What is clear from my conversation with Dr. Weiss – and the story of Kiano Vafaeian – is health care providers need to do better at accommodating the chronically ill. Listening is important. That said, you can have the most empathic health care team and still struggle with loneliness and shame. The question is how do we, as a society, create spaces for belonging, both public and private, so those with chronic illness can live in more meaningful ways?

Interestingly, Dr. Weiss no longer practices MAID. Instead, two years ago he turned his attention to grey zone illnesses, specifically fibromyalgia. While supportive of MAID, he increasingly finds he wants to focus more on ways to help people live better lives, not end them.

While I was learning to live with long COVID – it became apparent I would never fully recover – it was suggested by a doctor that I keep a daily numerical grade for my symptoms. At first, I was resistant; I didn’t want to devote extra energy to an illness that already demanded so much from me. But over time, I found the exercise became meaningful in ways I hadn’t imagined. The numbers created a qualitative database from which I could see the rise and fall of things, good weeks and bad weeks, over the span of two years. Sometimes the recovery from the bad spells were shorter than those before. This gave me hope. Not to find a cure to my illness, but to learn to live with it better.

Our health care systems necessitate such small gestures of patient advocacy. The numbers also reinforced what I believe an essential tool in managing chronic illness: patience. The ups and downs of disability often follow a rhythm that resists easy accounting, frustratingly unpredictable. To follow these patterns has been illuminating and empowering. I can share these numbers with other people online in the long COVID community, or bring them to a doctor’s appointment. They are a qualitative representation that is invaluable in the short medical appointments which we, the chronically ill, lug our tired bodies to.

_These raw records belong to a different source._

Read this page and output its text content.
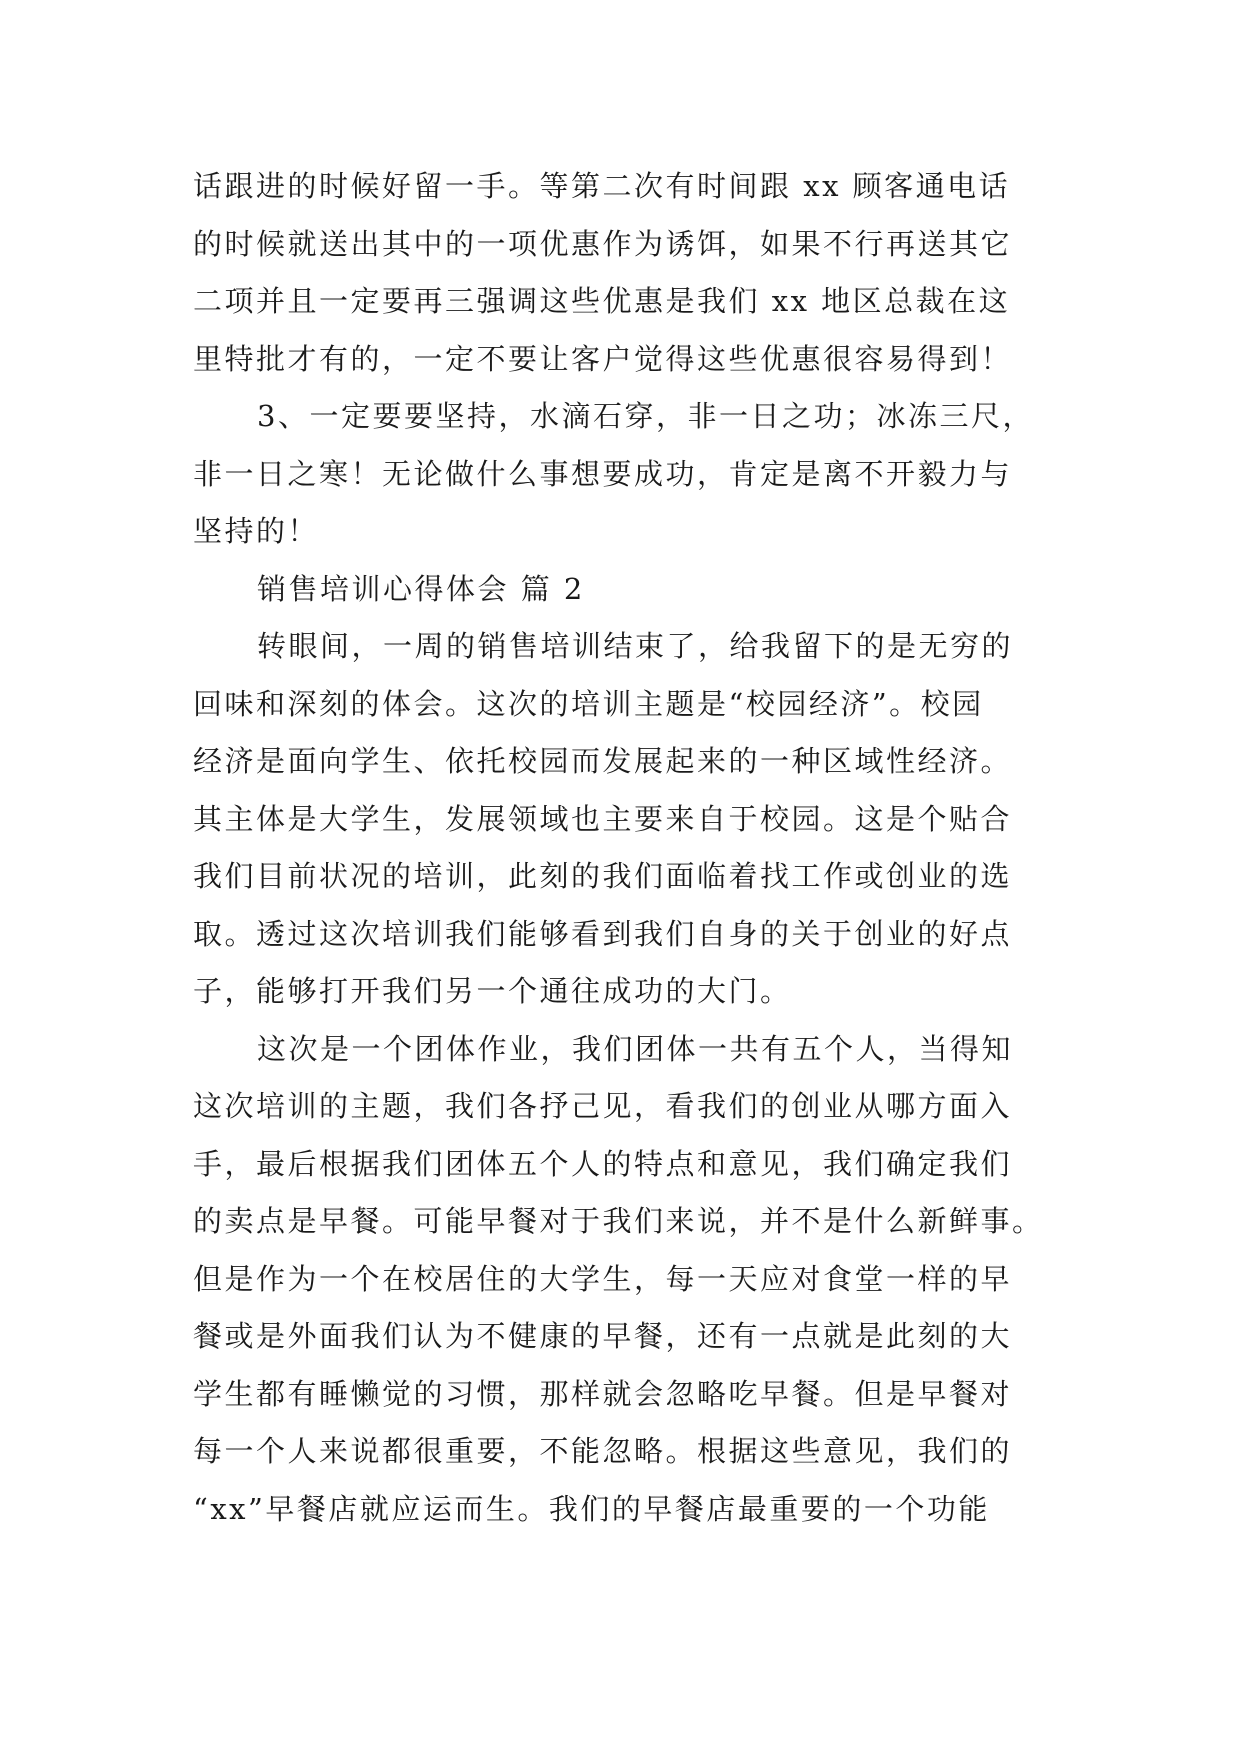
话跟进的时候好留一手。等第二次有时间跟 xx 顾客通电话
的时候就送出其中的一项优惠作为诱饵，如果不行再送其它
二项并且一定要再三强调这些优惠是我们 xx 地区总裁在这
里特批才有的，一定不要让客户觉得这些优惠很容易得到！
3、一定要要坚持，水滴石穿，非一日之功；冰冻三尺，
非一日之寒！无论做什么事想要成功，肯定是离不开毅力与
坚持的！
销售培训心得体会 篇 2
转眼间，一周的销售培训结束了，给我留下的是无穷的
回味和深刻的体会。这次的培训主题是“校园经济”。校园
经济是面向学生、依托校园而发展起来的一种区域性经济。
其主体是大学生，发展领域也主要来自于校园。这是个贴合
我们目前状况的培训，此刻的我们面临着找工作或创业的选
取。透过这次培训我们能够看到我们自身的关于创业的好点
子，能够打开我们另一个通往成功的大门。
这次是一个团体作业，我们团体一共有五个人，当得知
这次培训的主题，我们各抒己见，看我们的创业从哪方面入
手，最后根据我们团体五个人的特点和意见，我们确定我们
的卖点是早餐。可能早餐对于我们来说，并不是什么新鲜事。
但是作为一个在校居住的大学生，每一天应对食堂一样的早
餐或是外面我们认为不健康的早餐，还有一点就是此刻的大
学生都有睡懒觉的习惯，那样就会忽略吃早餐。但是早餐对
每一个人来说都很重要，不能忽略。根据这些意见，我们的
“xx”早餐店就应运而生。我们的早餐店最重要的一个功能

Yet even patience puts the burden on the patient to navigate a deficient system. Disability rights scholar Catherine Frazee, who responded to my questions by e-mail, gently reframed this for me. Rather than advocating patience as a personal virtue, she introduced what disability scholars call “crip time” – a concept that names, in her words, “our collective refusal to be measured against the relentless tempo of an ableist world. Crip time is not merely the accommodation of needing a little longer; it is a political claim, a challenge to the fiction that human worth is calibrated by speed, productivity, and the seamless continuity of function.” Ms. Frazee sees Track 2 as reflecting something troubling about our culture’s relationship with time. “One of its most seductive features – and I choose that word deliberately,” she wrote, “is that it offers what no other response to suffering can: immediacy and certainty.” Every other path – whether medical, social, or communal – is slow, uncertain, and asks a great deal of everyone involved. The asymmetry, she argues, is stark. Track 2, she wrote, “emerges from and reflects a culture that has very little tolerance for the long, unresolved, non-linear experience of living with disability or chronic illness. The temporal structure of MAID – swift, decisive, final – mirrors the culture’s impatience with us, dressed up as compassion.”

The concept of crip time unsettles me. It asks something difficult – to refuse the terms of a world that measures worth by productivity and continuity. I have spent 40 years trying to prove I could meet those terms. But Ms. Frazee’s deeper challenge is not about personal acceptance. It is structural: why has our society organized itself around neglect of the chronically ill rather than their dignified accommodation?

I wish Mr. Vafaeian had found his way to that accommodation. He was determined to die, and yet in the interview, he repeatedly talked about wanting to be convinced to keep living. Maybe his story upsets me because he negotiated the question so many of us are uncomfortable asking. Is my life worth living? Is medical-assisted dying more dignified than living a compromised life with a disabled body in an able-bodied world?